Koudlam avait disparu depuis huit ans. Le crooner électro français revient avec un album à paraître en deux temps. On invite les fidèles à se joindre à la grand-messe.
Parce qu’il le valait bien : il y a plus de dix ans, son morceau « See You All » se retrouvait dans une pub pour L’Oréal. Quelques années plus tard, un autre de ses titres atterrit dans la bande-son d’un défilé Chanel. Koudlam n’a pourtant jamais cherché à être à la mode. Quand il se révèle au grand public en 2009, c’est par la BO du film Un prophète de Jacques Audiard. Ce titre lui va bien. Depuis, le musicien illuminé ne revient que sporadiquement, quand il a quelque chose à révéler aux brebis galeuses que nous sommes. Il y a eu le chef-d’œuvre Alcoholic’s Hymns en 2011, Benidorm Dream en 2014, et maintenant Precipice Fantasy, après huit ans d’absence, une éternité dans le monde de la musique moderne. Qu’a foutu Koudlam pendant ce long trou noir ? Le communiqué de presse accompagnant la sortie du disque annonce qu’il a choisi de « disparaître des radars » pour « se consacrer principalement à l’ornithologie et à l’étude des primates, pour retrouver un semblant d’équilibre mental ». Serait-il menacé par une forme ou une autre de délire ? Nous revient cette phrase, lue dans une vieille interview : « Quand j’ai l’impression d’avoir fait un tube, je ressens une sorte d’extase médiévale – sans les spasmes et les yeux blancs. » Koudlam ne s’exprime pas comme David Guetta. Il ne compose pas non plus pareil. Mais fait-il quelque chose comme les autres ?
CROONER SOLO
Né en 1979 à Abidjan, le crooner ténébreux (et fantasque) a grandi entre l’Afrique, le Dakota du Nord, les Alpes et Mexico. Cette jeunesse peu banale a achevé de forger un tempérament inclassable. Ado, Koudlam écoute les Doors, David Bowie et Nirvana. Puis Black Flag et Aphex Twin. Trop bizarre pour se fondre durablement dans un groupe de rock, il a toujours roulé en solo, d’abord dans l’anonymat, puis avec une relative notoriété – il ne fait rien pour s’imposer dans le paysage médiatique. Comment définir sa musique ? Un chaudron mêlant rock et électro, avec un chant épique et des côtés baroques, un goût pour l’urbex et les ambiances postapocalyptiques. Dandy à sa manière, Koudlam aime pratiquer cet art du contre-pied : quand tant de ploucs branchés pompent des références très chics pour pondre une pop impersonnelle, lui s’inspire volontiers de choses vulgaires pour vivifier sa musique aristocratique.
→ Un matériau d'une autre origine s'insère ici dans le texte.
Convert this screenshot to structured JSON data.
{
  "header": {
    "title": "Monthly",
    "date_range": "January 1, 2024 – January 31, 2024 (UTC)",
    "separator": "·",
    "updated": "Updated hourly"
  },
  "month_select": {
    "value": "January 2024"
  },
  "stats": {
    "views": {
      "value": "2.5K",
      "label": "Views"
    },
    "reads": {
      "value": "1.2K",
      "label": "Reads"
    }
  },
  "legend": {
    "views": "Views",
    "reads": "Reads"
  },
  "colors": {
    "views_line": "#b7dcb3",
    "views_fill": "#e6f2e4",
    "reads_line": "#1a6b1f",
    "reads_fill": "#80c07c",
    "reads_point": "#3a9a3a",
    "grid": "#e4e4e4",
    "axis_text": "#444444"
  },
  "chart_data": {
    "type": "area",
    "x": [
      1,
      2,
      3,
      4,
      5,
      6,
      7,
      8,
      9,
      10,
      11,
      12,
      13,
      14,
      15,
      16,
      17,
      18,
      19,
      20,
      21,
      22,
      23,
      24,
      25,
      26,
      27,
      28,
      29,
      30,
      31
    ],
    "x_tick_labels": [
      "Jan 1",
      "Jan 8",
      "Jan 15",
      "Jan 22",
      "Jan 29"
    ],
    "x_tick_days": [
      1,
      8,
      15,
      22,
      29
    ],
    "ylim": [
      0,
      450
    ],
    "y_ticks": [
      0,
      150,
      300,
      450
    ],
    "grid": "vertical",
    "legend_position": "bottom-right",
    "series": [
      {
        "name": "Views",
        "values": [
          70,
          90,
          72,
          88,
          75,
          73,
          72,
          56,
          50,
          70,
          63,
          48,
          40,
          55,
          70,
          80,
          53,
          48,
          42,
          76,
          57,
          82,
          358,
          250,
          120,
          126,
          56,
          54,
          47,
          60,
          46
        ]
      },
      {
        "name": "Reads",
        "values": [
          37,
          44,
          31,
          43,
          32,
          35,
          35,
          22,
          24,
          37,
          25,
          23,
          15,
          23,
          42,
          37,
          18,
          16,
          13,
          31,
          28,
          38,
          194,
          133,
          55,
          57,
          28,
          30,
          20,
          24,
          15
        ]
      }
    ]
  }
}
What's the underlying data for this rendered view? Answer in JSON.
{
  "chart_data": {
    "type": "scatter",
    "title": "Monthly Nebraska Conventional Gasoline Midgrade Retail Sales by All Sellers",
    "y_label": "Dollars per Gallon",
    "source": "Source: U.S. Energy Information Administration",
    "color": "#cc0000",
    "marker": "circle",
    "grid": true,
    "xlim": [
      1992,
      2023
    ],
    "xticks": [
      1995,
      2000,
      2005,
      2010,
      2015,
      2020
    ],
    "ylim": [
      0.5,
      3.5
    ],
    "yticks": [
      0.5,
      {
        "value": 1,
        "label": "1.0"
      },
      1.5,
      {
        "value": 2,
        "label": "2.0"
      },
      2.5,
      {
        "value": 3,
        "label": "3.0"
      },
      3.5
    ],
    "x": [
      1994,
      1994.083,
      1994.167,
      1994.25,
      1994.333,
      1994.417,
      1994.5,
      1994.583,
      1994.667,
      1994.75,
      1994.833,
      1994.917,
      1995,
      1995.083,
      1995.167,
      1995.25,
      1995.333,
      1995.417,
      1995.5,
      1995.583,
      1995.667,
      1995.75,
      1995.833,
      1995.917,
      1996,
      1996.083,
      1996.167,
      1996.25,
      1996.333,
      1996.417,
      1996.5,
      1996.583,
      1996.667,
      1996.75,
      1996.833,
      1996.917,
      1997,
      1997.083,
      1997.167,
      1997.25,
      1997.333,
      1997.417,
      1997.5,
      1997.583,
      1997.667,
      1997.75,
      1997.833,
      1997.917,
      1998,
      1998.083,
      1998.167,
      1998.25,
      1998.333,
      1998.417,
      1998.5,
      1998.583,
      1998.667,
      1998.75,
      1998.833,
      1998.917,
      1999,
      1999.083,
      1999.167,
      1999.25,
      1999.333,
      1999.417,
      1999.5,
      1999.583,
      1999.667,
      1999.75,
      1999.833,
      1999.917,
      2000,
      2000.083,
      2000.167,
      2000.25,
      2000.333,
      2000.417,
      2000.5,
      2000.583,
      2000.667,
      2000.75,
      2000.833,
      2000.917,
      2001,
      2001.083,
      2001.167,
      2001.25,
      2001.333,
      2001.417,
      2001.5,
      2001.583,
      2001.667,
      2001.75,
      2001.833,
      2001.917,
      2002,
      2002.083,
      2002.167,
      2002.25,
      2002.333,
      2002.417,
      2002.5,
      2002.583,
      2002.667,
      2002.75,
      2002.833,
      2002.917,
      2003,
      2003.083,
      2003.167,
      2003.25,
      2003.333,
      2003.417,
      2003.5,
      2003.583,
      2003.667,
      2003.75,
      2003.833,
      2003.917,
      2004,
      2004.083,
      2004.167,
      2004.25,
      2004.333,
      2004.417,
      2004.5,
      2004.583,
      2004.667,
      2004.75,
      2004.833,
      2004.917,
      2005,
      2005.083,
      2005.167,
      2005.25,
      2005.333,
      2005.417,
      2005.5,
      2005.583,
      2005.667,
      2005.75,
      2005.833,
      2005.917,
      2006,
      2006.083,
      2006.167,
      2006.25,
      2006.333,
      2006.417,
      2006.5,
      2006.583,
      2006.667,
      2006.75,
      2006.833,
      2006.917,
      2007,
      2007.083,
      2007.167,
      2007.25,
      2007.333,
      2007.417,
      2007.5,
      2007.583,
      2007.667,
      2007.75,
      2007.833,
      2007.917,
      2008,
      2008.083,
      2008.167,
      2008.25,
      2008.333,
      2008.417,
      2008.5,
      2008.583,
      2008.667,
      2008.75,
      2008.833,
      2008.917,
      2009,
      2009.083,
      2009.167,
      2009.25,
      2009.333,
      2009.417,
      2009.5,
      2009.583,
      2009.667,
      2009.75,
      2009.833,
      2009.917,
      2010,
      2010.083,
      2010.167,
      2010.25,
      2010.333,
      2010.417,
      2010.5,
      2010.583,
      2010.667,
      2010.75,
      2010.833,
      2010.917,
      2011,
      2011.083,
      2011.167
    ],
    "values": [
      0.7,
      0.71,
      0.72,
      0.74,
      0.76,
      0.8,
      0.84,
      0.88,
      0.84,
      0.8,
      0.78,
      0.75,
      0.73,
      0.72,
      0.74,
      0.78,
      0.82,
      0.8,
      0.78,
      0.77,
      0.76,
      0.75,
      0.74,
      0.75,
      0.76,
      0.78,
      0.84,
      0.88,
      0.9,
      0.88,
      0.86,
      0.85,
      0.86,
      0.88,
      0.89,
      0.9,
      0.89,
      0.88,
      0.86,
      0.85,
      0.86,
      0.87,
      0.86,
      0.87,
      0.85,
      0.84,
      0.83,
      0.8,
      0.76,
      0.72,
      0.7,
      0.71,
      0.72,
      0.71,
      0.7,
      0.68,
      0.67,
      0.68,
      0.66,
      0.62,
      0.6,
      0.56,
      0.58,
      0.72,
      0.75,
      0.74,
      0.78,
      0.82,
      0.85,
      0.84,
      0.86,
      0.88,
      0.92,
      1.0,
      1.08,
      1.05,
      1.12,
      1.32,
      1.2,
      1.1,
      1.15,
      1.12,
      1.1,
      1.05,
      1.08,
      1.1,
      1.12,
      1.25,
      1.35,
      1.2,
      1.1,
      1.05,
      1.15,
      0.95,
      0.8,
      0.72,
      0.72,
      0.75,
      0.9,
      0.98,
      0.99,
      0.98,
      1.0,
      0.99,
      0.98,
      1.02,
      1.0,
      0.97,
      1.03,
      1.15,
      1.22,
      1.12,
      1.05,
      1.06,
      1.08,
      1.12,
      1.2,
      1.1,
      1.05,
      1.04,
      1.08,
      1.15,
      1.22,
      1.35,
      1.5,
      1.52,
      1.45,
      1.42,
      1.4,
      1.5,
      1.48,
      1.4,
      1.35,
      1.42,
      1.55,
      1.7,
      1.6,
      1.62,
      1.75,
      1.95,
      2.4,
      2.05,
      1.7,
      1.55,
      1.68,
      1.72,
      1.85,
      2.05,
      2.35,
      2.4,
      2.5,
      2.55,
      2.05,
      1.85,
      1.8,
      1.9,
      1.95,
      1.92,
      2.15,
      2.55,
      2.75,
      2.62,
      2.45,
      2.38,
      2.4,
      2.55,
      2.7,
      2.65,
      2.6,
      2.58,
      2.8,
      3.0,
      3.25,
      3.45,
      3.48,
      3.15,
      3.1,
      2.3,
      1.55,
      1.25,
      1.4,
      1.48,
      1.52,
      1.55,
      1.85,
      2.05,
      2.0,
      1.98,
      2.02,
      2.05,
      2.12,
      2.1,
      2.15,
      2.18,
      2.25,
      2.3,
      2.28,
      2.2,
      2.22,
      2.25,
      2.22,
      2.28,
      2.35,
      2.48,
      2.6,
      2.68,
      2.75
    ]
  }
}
Il est plus proche de l’esprit de Baudelaire que de celui des bobos. Après, on ne comprend pas tout à ses étranges visions. Au sujet de Precipice Fantasy, il dit avoir pensé « aux aventuriers-alpinistes du XVIIe siècle ». On ne connaît rien à la montagne, mais on a identifié plusieurs sommets dans cet album plein de montées et de descentes : « My Church », « Precipice Fantasy », « Am I Paranoid III ». Les mélodies atteignent une haute altitude. Après l’ascension de cet ambitieux Precipice Fantasy Part I, le prophète désaxé annonce la sortie prochaine d’un Precipice Fantasy Part II, instrumental et contemplatif, « sorte de musique pour séance de yoga malaisante ». On a déjà hâte de voir quelles incongruités aura inventées ce contorsionniste du son.